Beijing: Doctors in China’s Chongqing municipality have successfully replaced a section of a female cancer patient’s forehead with a 3D-printed part.
The patient who is in her early 20s has had recurrent tumours for over 16 years, and has kept her hair long at the front to cover the growths, Xinhua news agency reported.
“I have had bangs for over a decade, finally I can grow my hair out and not be paranoid about my tumours,” she explained.
When her tumours first began to show, around 16 years ago, the patient had them removed but they returned and grew back larger than before. Despite multiple operations over the years, the tumours kept returning.
The tumours were eventually identified as benign, but due to their location they put pressure against her right eye socket, meaning if they were not removed they would likely impair her vision and limit her motor skills.
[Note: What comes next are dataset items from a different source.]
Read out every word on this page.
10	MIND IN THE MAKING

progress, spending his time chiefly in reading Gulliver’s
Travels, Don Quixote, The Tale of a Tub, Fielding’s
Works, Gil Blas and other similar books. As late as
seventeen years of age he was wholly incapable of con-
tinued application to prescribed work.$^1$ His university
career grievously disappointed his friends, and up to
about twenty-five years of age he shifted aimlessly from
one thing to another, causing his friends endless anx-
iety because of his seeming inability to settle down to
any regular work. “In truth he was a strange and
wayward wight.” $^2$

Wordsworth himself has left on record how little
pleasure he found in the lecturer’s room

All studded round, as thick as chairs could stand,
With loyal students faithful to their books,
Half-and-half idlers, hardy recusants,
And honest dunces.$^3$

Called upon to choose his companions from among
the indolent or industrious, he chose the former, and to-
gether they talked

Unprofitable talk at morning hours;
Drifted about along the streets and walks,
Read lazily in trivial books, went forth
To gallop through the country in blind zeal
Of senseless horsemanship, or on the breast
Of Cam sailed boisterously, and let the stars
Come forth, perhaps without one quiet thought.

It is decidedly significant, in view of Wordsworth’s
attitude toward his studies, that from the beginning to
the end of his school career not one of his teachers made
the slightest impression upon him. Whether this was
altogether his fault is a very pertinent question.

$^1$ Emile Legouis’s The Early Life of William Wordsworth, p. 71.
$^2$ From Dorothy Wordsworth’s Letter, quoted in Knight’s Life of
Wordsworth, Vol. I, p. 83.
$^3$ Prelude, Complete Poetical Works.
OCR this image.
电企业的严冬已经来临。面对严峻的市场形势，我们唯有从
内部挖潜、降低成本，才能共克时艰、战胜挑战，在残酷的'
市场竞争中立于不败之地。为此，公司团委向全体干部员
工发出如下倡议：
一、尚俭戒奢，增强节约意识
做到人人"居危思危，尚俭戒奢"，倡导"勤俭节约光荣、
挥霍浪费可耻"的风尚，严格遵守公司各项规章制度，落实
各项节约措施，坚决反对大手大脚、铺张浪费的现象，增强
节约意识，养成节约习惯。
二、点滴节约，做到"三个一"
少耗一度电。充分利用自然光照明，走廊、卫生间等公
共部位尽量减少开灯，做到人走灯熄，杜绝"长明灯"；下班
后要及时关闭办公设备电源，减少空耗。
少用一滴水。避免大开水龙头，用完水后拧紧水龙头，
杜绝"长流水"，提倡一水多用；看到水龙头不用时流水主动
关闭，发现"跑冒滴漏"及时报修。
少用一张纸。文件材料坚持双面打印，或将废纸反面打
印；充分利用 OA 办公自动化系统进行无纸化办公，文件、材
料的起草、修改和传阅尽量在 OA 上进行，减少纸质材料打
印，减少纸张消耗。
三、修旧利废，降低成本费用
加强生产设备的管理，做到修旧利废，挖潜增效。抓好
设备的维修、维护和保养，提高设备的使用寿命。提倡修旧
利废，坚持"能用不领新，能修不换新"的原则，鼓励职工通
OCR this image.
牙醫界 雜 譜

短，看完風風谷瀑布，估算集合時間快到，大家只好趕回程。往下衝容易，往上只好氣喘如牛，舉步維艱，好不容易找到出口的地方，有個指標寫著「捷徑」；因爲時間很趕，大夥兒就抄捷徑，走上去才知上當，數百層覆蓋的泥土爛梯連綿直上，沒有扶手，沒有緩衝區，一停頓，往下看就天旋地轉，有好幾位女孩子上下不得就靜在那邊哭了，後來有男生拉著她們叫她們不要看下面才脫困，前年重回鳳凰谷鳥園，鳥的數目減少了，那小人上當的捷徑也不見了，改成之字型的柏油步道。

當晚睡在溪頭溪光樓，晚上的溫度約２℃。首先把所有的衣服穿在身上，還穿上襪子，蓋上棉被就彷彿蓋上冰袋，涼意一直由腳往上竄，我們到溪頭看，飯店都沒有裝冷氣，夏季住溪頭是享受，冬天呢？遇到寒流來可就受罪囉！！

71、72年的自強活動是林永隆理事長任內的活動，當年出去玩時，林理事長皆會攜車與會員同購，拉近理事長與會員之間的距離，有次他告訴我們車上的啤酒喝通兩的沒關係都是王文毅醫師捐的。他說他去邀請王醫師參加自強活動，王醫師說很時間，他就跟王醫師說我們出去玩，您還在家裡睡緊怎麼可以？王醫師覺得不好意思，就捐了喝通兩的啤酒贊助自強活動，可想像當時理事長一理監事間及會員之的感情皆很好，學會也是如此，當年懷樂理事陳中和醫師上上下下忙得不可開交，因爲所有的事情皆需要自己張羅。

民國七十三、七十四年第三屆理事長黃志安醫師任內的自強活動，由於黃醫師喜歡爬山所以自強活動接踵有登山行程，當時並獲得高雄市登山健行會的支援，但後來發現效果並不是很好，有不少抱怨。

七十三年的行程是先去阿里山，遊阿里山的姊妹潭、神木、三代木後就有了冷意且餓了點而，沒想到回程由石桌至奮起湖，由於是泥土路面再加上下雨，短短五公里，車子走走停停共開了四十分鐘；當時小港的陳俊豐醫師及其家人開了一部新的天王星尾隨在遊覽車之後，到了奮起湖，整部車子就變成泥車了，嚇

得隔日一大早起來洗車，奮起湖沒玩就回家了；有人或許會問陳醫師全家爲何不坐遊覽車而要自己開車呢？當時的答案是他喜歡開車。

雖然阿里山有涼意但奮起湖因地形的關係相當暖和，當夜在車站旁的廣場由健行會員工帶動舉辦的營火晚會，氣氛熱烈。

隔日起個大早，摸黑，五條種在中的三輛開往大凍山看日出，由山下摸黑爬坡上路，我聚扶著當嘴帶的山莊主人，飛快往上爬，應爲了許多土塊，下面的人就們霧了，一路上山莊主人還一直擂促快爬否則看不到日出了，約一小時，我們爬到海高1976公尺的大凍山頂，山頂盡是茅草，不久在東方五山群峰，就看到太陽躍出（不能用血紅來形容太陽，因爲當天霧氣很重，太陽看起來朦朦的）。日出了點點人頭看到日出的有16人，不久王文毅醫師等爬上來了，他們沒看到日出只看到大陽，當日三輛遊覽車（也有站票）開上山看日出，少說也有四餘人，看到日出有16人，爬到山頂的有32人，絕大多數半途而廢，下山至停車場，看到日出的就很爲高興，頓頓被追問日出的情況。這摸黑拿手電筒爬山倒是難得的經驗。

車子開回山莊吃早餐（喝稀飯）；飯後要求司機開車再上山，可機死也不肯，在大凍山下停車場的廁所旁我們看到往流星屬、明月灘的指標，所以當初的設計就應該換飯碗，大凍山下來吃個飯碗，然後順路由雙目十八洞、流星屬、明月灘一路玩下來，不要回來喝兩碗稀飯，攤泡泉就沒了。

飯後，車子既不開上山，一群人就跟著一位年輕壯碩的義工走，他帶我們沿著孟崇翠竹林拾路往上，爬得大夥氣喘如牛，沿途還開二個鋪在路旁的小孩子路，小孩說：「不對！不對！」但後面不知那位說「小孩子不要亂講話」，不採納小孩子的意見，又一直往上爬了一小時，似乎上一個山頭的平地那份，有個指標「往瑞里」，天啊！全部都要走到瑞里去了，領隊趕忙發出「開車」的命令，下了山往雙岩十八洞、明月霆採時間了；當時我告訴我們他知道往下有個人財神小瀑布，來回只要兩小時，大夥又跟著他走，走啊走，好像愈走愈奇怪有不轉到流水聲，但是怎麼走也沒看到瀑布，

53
Doctors agreed that a complete excision was the only suitable procedure.
Moreover, due to the location of her tumours the operation would disfigure her face and the damage would be almost impossible to repair by traditional plastic surgery.
After discussion, a 3D-printed bone replica procedure was agreed as the best operation.
She underwent a high-precision CT scan so that doctors could create a 3D reconstruction of her skull and print a 1:1 replica of the bone part, with a precision of 20 microns.
The replica piece was then implanted and fixed in place with titanium screws. The operation, which was conducted earlier this month, was a success and she was discharged from hospital a week after going under the knife.